I want to get the embeddings calculated in output. I know that output has the addtributes text_embeddings and image_embeddings, but I’m not sure how they interact later on. If I want to get a single embedding for each record, should I just be concatenating these attributes together? Is there another attribute that combines the two in some other way?

These are the attributes stored in output:

<code>print(dir(output))

['__annotations__', '__class__', '__contains__', '__dataclass_fields__', '__dataclass_params__', '__delattr__', '__delitem__', '__dict__', '__dir__', '__doc__', '__eq__', '__format__', '__ge__', '__getattribute__', '__getitem__', '__gt__', '__hash__', '__init__', '__init_subclass__', '__iter__', '__le__', '__len__', '__lt__', '__module__', '__ne__', '__new__', '__post_init__', '__reduce__', '__reduce_ex__', '__repr__', '__reversed__', '__setattr__', '__setitem__', '__sizeof__', '__str__', '__subclasshook__', 'clear', 'copy', 'fromkeys', 'get', 'image_embeds', 'items', 'keys', 'logits_per_image', 'logits_per_text', 'loss', 'move_to_end', 'pop', 'popitem', 'setdefault', 'text_embeds', 'text_model_output', 'to_tuple', 'update', 'values', 'vision_model_output']

</code>

<code>print(dir(output)) ['__annotations__', '__class__', '__contains__', '__dataclass_fields__', '__dataclass_params__', '__delattr__', '__delitem__', '__dict__', '__dir__', '__doc__', '__eq__', '__format__', '__ge__', '__getattribute__', '__getitem__', '__gt__', '__hash__', '__init__', '__init_subclass__', '__iter__', '__le__', '__len__', '__lt__', '__module__', '__ne__', '__new__', '__post_init__', '__reduce__', '__reduce_ex__', '__repr__', '__reversed__', '__setattr__', '__setitem__', '__sizeof__', '__str__', '__subclasshook__', 'clear', 'copy', 'fromkeys', 'get', 'image_embeds', 'items', 'keys', 'logits_per_image', 'logits_per_text', 'loss', 'move_to_end', 'pop', 'popitem', 'setdefault', 'text_embeds', 'text_model_output', 'to_tuple', 'update', 'values', 'vision_model_output'] </code>

print(dir(output))

['__annotations__', '__class__', '__contains__', '__dataclass_fields__', '__dataclass_params__', '__delattr__', '__delitem__', '__dict__', '__dir__', '__doc__', '__eq__', '__format__', '__ge__', '__getattribute__', '__getitem__', '__gt__', '__hash__', '__init__', '__init_subclass__', '__iter__', '__le__', '__len__', '__lt__', '__module__', '__ne__', '__new__', '__post_init__', '__reduce__', '__reduce_ex__', '__repr__', '__reversed__', '__setattr__', '__setitem__', '__sizeof__', '__str__', '__subclasshook__', 'clear', 'copy', 'fromkeys', 'get', 'image_embeds', 'items', 'keys', 'logits_per_image', 'logits_per_text', 'loss', 'move_to_end', 'pop', 'popitem', 'setdefault', 'text_embeds', 'text_model_output', 'to_tuple', 'update', 'values', 'vision_model_output']
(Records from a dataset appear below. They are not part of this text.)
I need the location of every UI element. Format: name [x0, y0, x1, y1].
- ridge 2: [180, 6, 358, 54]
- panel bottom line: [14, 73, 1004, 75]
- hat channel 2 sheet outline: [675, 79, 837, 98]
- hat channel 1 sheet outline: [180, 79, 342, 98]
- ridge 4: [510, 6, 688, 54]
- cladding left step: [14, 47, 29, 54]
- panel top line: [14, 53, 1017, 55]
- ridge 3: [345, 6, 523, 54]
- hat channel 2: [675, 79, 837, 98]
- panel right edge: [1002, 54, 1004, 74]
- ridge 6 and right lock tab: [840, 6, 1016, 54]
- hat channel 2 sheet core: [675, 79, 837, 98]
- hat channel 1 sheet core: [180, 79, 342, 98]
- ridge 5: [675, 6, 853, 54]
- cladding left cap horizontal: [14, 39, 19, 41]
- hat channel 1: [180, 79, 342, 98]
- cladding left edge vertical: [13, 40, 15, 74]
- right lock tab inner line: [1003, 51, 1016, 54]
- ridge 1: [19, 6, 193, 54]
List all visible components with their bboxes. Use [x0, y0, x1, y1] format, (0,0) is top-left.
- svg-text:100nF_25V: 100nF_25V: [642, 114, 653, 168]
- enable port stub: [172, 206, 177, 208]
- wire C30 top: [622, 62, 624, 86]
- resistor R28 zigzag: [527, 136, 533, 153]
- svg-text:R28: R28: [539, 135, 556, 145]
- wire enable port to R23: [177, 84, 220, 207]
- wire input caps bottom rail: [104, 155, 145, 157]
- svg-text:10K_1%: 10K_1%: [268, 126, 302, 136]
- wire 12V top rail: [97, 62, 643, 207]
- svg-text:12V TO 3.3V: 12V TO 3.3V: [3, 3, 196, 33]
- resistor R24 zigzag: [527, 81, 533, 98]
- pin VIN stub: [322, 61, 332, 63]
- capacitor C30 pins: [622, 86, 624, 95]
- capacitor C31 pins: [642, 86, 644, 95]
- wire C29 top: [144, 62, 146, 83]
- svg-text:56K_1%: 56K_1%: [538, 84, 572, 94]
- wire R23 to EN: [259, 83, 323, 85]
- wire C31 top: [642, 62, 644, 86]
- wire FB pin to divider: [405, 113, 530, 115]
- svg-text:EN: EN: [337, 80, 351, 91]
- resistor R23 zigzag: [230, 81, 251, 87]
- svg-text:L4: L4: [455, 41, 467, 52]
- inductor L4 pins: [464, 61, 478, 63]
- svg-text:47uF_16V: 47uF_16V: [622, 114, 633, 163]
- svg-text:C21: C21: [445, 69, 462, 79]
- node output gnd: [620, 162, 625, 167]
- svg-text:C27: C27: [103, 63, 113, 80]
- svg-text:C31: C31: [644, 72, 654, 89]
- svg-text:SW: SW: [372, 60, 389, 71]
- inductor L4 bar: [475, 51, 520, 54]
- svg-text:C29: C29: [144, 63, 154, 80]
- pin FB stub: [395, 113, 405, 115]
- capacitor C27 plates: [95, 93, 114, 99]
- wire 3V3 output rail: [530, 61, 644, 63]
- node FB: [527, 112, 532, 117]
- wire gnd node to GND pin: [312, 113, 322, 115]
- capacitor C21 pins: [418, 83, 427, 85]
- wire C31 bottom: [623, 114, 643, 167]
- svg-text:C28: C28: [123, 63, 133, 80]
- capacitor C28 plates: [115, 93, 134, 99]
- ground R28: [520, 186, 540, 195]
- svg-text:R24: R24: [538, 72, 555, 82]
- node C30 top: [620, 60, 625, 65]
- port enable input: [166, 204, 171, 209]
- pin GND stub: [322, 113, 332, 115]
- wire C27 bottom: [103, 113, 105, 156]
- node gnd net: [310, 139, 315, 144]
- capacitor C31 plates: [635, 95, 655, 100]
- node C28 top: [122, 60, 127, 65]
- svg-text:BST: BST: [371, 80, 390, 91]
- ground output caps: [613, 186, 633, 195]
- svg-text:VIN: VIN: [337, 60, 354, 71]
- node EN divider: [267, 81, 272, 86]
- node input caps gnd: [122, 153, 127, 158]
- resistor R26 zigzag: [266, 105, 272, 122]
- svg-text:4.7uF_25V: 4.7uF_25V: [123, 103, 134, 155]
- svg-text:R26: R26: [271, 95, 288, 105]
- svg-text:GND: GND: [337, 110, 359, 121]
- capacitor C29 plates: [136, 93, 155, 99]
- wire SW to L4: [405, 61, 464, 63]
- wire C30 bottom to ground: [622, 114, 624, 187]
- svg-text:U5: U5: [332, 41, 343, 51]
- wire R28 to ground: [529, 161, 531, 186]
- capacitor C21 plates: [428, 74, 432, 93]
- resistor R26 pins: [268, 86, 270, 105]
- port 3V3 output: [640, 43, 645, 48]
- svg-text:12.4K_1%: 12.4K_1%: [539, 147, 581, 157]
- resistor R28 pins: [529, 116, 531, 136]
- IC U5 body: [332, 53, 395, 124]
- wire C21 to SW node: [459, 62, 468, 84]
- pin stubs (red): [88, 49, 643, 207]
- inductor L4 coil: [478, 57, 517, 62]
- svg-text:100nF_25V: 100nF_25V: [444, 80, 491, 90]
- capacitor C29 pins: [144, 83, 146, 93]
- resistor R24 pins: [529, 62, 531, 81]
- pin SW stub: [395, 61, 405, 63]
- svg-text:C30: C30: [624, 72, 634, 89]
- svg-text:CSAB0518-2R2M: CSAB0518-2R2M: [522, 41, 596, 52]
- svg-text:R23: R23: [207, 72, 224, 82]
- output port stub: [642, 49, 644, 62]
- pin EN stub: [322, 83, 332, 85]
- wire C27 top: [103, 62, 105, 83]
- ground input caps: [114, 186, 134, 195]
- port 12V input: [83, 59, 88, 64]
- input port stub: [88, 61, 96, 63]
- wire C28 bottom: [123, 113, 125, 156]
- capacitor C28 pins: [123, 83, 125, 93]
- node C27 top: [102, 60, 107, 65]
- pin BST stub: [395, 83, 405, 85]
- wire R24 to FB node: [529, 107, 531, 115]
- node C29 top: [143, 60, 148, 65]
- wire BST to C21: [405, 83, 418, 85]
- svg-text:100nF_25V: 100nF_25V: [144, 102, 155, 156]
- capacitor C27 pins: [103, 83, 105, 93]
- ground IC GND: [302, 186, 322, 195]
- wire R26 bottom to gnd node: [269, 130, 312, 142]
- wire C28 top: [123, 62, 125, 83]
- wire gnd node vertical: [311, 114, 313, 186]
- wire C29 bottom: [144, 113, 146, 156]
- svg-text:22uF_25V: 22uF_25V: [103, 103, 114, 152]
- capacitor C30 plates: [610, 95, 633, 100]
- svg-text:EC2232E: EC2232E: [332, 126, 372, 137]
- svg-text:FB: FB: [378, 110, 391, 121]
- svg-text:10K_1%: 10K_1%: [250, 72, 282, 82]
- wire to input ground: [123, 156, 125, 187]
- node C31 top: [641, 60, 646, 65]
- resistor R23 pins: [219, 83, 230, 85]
Also, is there a way to specify the size of the embedding that CLIP outputs? Similar to how you can specify the embedding size in BERT configs?

Thanks in advance for any help here. Feel free to correct me if I’m misunderstanding anything critical here.

Thiết kế website giá rẻ

Danh mục

How to get multimodal embeddings from CLIP model?